Have a good summer, and if you see her tell Donna I wish her my best.

Eric

“You know,” Jeff smiled, “doesn’t that sound just exactly like Eric?”

“I agree. That’s Eric all over. It sounds almost like an extension of what he did with the Triumph back while we were in college. He’s really going to have some stories to tell now. I’m not looking for the day when he decides he’s going to have to settle down and get a job.”

“You’re right, that’s going to be a big heartbreak for him. I’ll bet he holds off as long as he can. In a way I sort of envy him that. He’s living a life that you and I will never know.”

“Sometimes it sounds like fun,” she agreed. “But much of the time it sounds pretty uncomfortable to me. But I guess we’re different people and we missed our chance for that kind of thing, if we ever had one in the first place.”

“Oh, we could have had that kind of life, but it would mean that we wouldn’t have jobs, or this house, or a comfortable future.
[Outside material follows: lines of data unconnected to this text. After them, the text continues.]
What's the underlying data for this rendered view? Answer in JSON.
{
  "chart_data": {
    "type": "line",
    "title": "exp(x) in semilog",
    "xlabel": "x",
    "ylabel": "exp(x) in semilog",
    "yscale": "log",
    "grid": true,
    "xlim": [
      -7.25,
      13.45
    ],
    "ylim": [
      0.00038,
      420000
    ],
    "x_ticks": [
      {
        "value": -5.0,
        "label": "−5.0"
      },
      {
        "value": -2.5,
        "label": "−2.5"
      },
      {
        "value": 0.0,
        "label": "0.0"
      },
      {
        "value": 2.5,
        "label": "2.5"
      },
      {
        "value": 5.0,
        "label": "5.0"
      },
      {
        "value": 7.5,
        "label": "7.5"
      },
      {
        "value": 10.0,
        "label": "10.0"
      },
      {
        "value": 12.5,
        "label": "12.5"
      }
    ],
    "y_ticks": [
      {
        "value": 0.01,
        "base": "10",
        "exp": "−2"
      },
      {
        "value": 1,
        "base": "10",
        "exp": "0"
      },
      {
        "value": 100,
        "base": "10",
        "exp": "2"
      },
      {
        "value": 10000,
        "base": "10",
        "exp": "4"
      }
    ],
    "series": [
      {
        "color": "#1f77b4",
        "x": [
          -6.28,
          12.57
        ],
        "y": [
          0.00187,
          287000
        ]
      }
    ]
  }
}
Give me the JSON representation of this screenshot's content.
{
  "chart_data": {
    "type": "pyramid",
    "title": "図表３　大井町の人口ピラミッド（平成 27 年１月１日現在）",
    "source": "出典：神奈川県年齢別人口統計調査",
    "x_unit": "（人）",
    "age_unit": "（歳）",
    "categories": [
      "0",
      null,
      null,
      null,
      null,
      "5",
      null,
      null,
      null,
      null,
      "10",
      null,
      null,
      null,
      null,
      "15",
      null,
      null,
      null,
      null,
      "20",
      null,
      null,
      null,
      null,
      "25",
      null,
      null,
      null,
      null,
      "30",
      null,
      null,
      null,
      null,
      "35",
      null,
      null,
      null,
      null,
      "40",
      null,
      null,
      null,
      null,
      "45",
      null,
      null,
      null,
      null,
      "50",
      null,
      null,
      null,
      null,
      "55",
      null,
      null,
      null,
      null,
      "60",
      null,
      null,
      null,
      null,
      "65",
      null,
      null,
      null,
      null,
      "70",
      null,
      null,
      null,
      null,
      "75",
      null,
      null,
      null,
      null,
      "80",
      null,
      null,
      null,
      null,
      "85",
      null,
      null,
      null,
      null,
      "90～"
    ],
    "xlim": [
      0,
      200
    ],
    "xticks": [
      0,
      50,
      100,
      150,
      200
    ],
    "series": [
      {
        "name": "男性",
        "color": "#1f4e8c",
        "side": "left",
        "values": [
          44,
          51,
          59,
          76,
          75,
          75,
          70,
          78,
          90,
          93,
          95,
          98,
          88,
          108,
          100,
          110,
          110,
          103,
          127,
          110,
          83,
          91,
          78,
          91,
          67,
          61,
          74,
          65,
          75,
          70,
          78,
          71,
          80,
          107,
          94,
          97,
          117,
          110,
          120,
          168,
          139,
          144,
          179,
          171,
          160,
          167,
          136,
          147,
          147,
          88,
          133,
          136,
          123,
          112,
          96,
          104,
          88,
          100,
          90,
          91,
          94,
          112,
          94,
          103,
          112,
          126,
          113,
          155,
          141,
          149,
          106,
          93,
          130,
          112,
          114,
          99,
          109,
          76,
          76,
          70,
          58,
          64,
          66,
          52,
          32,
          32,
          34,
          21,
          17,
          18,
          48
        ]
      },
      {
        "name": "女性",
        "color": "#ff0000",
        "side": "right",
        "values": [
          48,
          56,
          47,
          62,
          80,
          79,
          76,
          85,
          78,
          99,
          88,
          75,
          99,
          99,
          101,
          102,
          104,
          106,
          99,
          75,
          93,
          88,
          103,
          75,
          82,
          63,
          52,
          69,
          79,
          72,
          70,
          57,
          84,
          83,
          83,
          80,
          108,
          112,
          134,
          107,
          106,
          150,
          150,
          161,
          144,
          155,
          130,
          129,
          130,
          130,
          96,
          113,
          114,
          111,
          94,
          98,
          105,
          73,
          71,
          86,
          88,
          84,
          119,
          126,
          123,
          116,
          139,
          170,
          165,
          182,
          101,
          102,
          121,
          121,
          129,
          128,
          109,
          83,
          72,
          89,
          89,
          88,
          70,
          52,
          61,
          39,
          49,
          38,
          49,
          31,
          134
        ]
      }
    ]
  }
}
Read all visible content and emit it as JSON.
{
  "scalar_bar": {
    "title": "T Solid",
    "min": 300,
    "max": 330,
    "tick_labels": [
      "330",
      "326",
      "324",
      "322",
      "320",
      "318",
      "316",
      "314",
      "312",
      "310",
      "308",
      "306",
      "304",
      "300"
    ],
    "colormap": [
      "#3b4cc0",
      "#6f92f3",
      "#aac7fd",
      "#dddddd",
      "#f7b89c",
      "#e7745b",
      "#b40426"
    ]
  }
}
Missing out on that kind of life is the price we pay for what we have.”

“He may be enjoying himself, but I like the life I have. I think I’m going to go get out of these work clothes and get on a playsuit before I start on dinner.”

“I have to admit, there are advantages to our being married,” he grinned. “I like seeing you wearing some of your playsuits, but I like taking them off you even more.”

“Why don’t we just skip the extra undressing?” she laughed. “I mean, if you don’t mind having dinner a little late. I can still put on a playsuit and you can take it off me later.”

“I always knew you had some good ideas.”